I found out a little more. I keep having this problem. Today I experienced the same thing again. I checked the fleet log and found this at the same time the main unit gets stopped and fails to start:
Dec 11 14:02:17 doa3wrkprd001 fleetd[605]: ERROR engine.go:135: Unable to determine current lessee: timeout reached
Dec 11 14:02:17 doa3wrkprd001 fleetd[605]: WARN job.go:253: No Unit found in Registry for Job(doa3_test_restart_watcher.service)
Dec 11 14:02:17 doa3wrkprd001 fleetd[605]: ERROR job.go:95: Failed to parse Unit from etcd: unable to parse Unit in Registry at key
Dec 11 14:02:17 doa3wrkprd001 fleetd[605]: INFO client.go:278: Failed getting response from https://[etcd-server]/:
Dec 11 14:02:17 doa3wrkprd001 fleetd[605]: INFO client.go:278: Failed getting response from https://[etcd-server]/:
Dec 11 14:02:17 doa3wrkprd001 fleetd[605]: INFO manager.go:89: Triggered systemd unit doa3_test_restart_watcher.service stop: job=5
Dec 11 14:02:17 doa3wrkprd001 fleetd[605]: INFO manager.go:231: Removing systemd unit doa3_test_restart_watcher.service
Dec 11 14:02:17 doa3wrkprd001 fleetd[605]: INFO manager.go:142: Instructing systemd to reload units
Dec 11 14:02:17 doa3wrkprd001 fleetd[605]: INFO reconcile.go:274: AgentReconciler completed task: type=UnloadUnit job=doa3_test_res
Dec 11 14:02:20 doa3wrkprd001 fleetd[605]: INFO manager.go:218: Writing systemd unit doa3_test_restart_watcher.service (996b)

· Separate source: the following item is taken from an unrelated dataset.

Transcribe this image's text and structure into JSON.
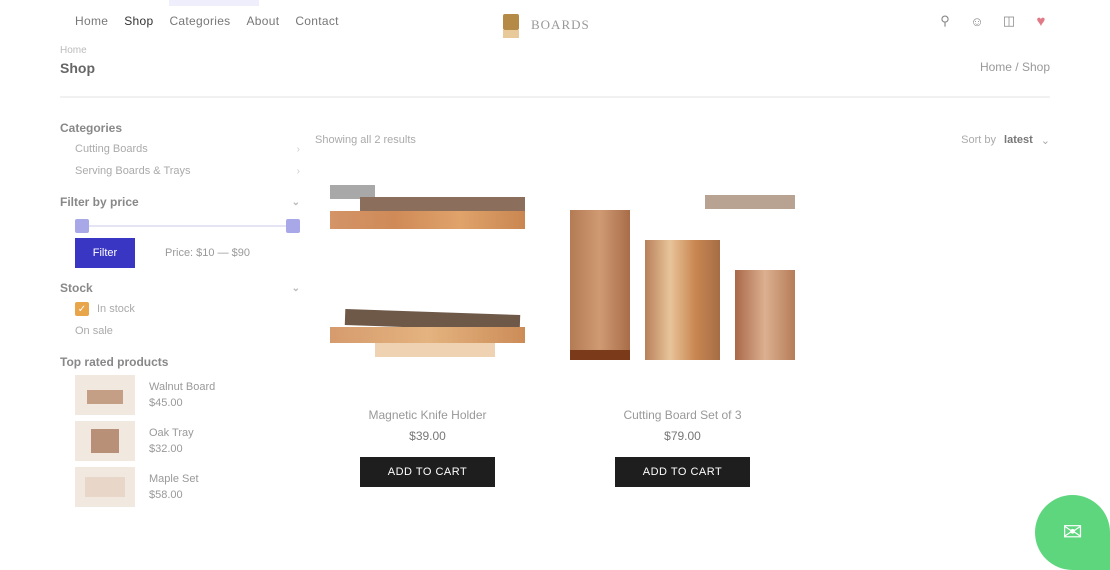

Dec 11 14:02:20 doa3wrkprd001 fleetd[605]: INFO manager.go:142: Instructing systemd to reload units
Dec 11 14:02:20 doa3wrkprd001 fleetd[605]: INFO reconcile.go:274: AgentReconciler completed task: type=LoadUnit job=doa3_test_resta
Dec 11 14:02:20 doa3wrkprd001 fleetd[605]: INFO manager.go:78: Triggered systemd unit doa3_test_restart_watcher.service start: job=
Dec 11 14:02:20 doa3wrkprd001 fleetd[605]: INFO reconcile.go:274: AgentReconciler completed task: type=StartUnit job=doa3_test_rest
The doa3_test_restart_watcher is a sidekick service to doa3_test. doa3_test has a line "Wants=doa3_test_restart_watcher.service" and doa3_test_restart_watcher has a line "BindsTo=doa3.test.service".

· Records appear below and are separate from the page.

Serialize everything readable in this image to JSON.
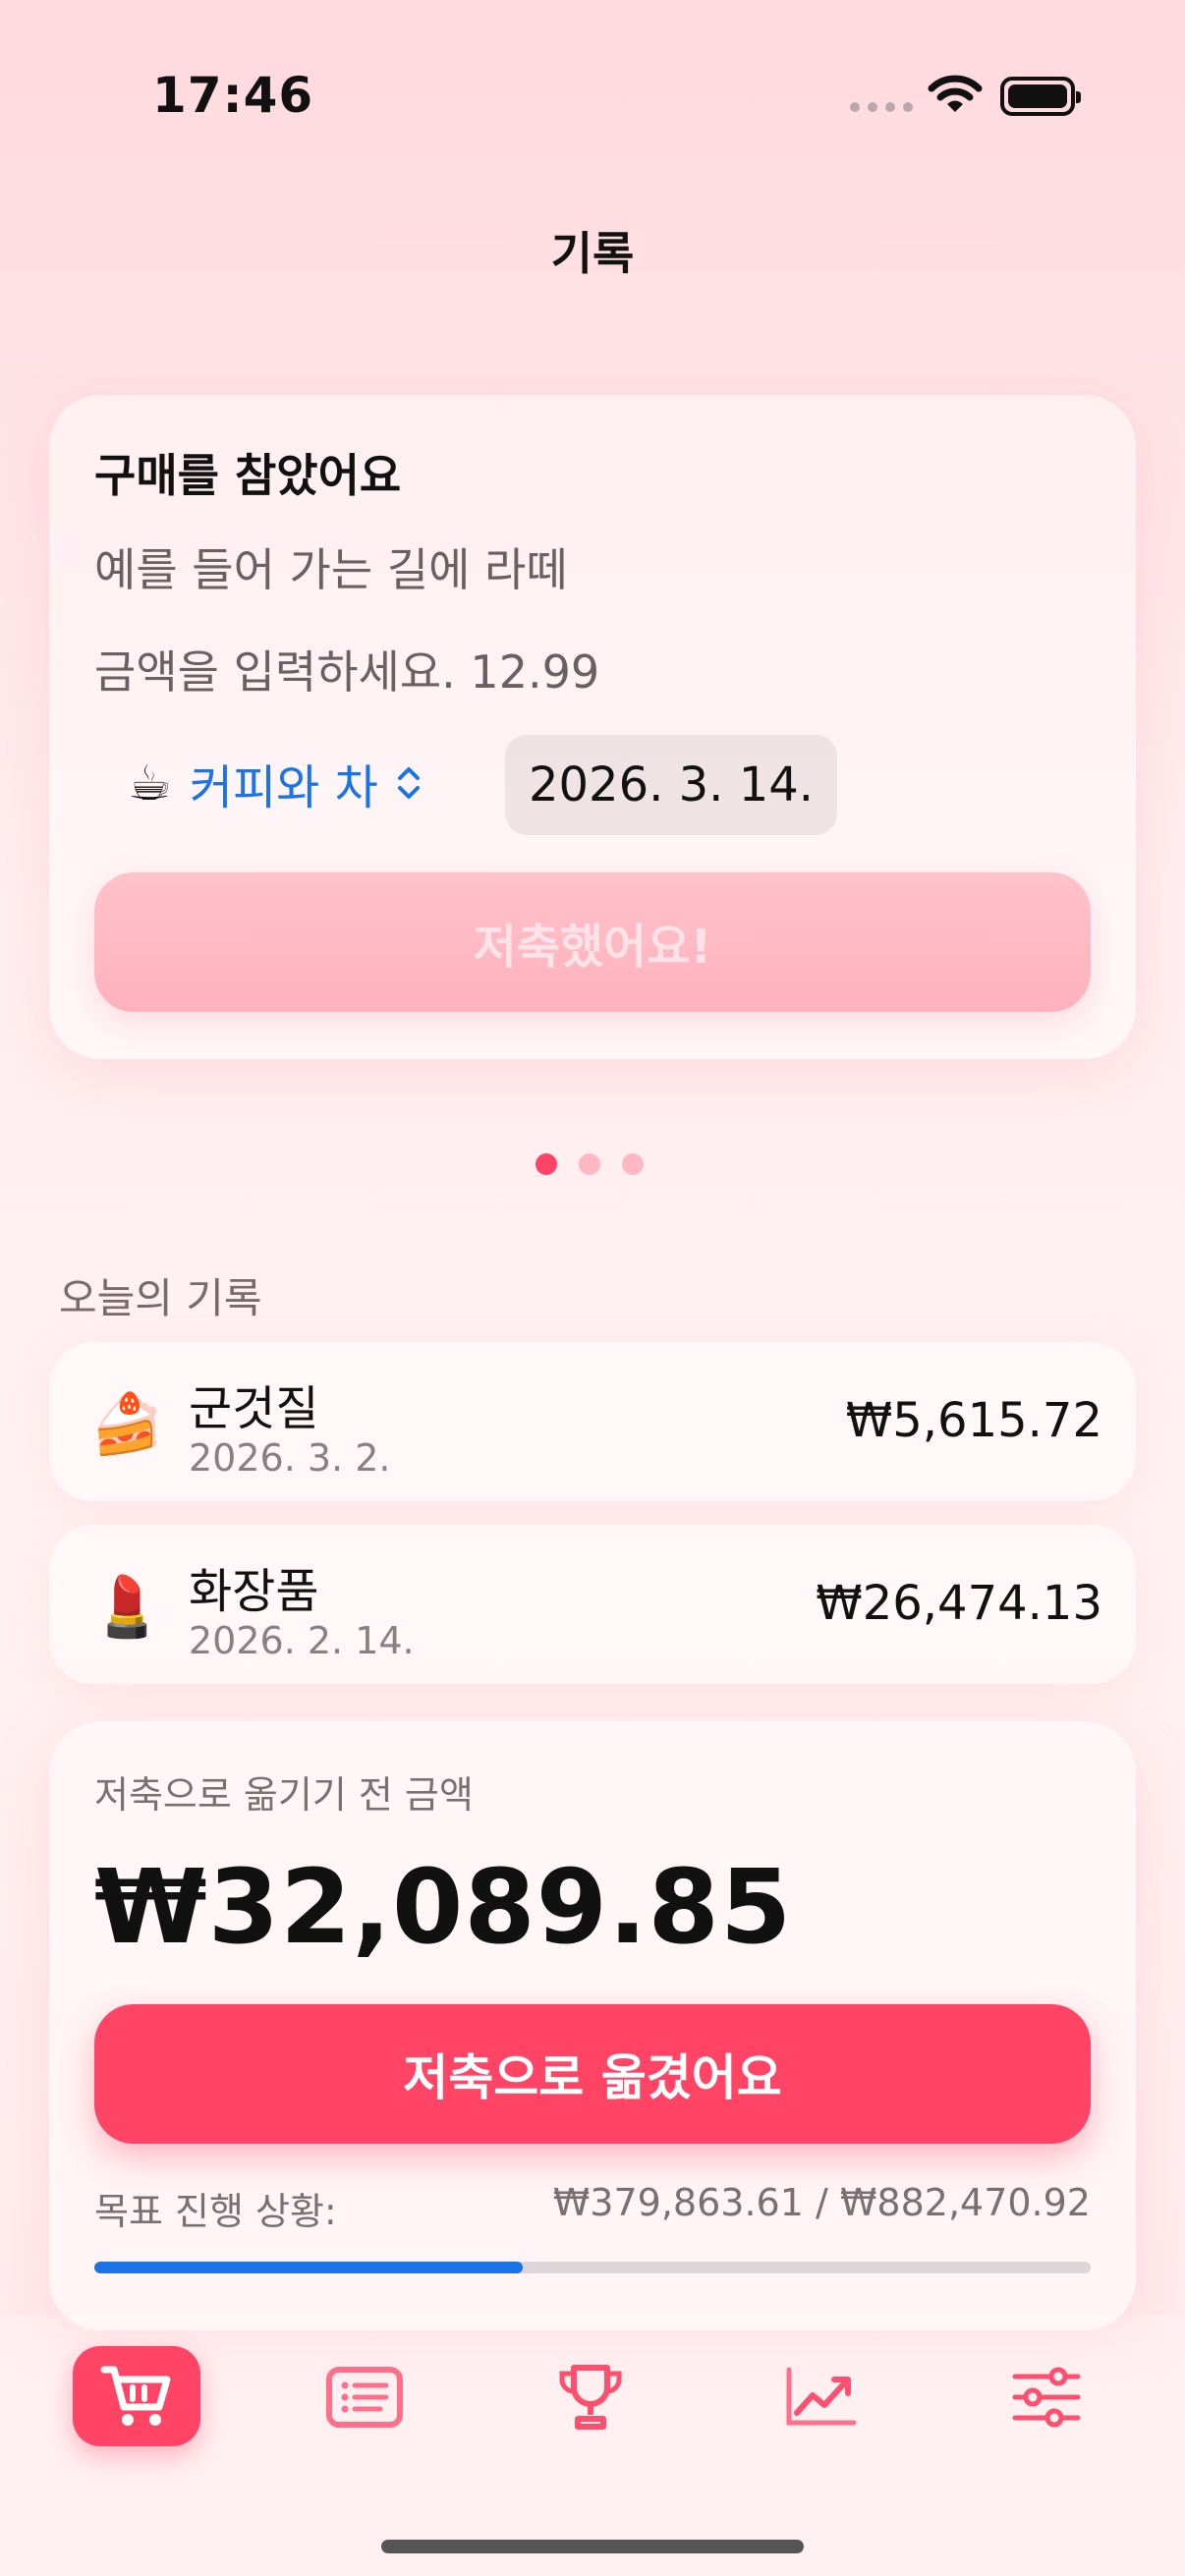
{
  "status_bar": {
    "time": "17:46"
  },
  "nav": {
    "title": "기록"
  },
  "entry_card": {
    "title": "구매를 참았어요",
    "description_placeholder": "예를 들어 가는 길에 라떼",
    "amount_placeholder": "금액을 입력하세요. 12.99",
    "category": {
      "emoji": "☕",
      "label": "커피와 차",
      "chevron": "⌃⌄"
    },
    "date": "2026. 3. 14.",
    "save_label": "저축했어요!"
  },
  "pager": {
    "count": 3,
    "active_index": 0
  },
  "today_section": {
    "label": "오늘의 기록",
    "items": [
      {
        "emoji": "🍰",
        "name": "군것질",
        "date": "2026. 3. 2.",
        "amount": "₩5,615.72"
      },
      {
        "emoji": "💄",
        "name": "화장품",
        "date": "2026. 2. 14.",
        "amount": "₩26,474.13"
      }
    ]
  },
  "summary": {
    "label": "저축으로 옮기기 전 금액",
    "total": "₩32,089.85",
    "move_label": "저축으로 옮겼어요",
    "goal_label": "목표 진행 상황:",
    "goal_values": "₩379,863.61 / ₩882,470.92",
    "goal_progress": 0.43
  },
  "tabs": [
    {
      "icon": "cart-icon",
      "active": true
    },
    {
      "icon": "list-icon",
      "active": false
    },
    {
      "icon": "trophy-icon",
      "active": false
    },
    {
      "icon": "chart-icon",
      "active": false
    },
    {
      "icon": "sliders-icon",
      "active": false
    }
  ],
  "colors": {
    "accent": "#ff4466",
    "accent_light": "#ffb2bd",
    "link_blue": "#1a73e8",
    "dot_inactive": "#ffb8c3"
  }
}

So it seems like fleet itself is the cause of the unability for systemd to restart the job, since this specific unit stops the doa3_test service when it stops itself and then doa3_test gets started again by systemd, but cannot fulfill the "Wants=doa3_test_restart_watcher.service" line, since this unit was removed (according to the logs of fleet).
So now the question is, what do the lines from 14:02:17 mean exactly and how can we make sure they don't happen?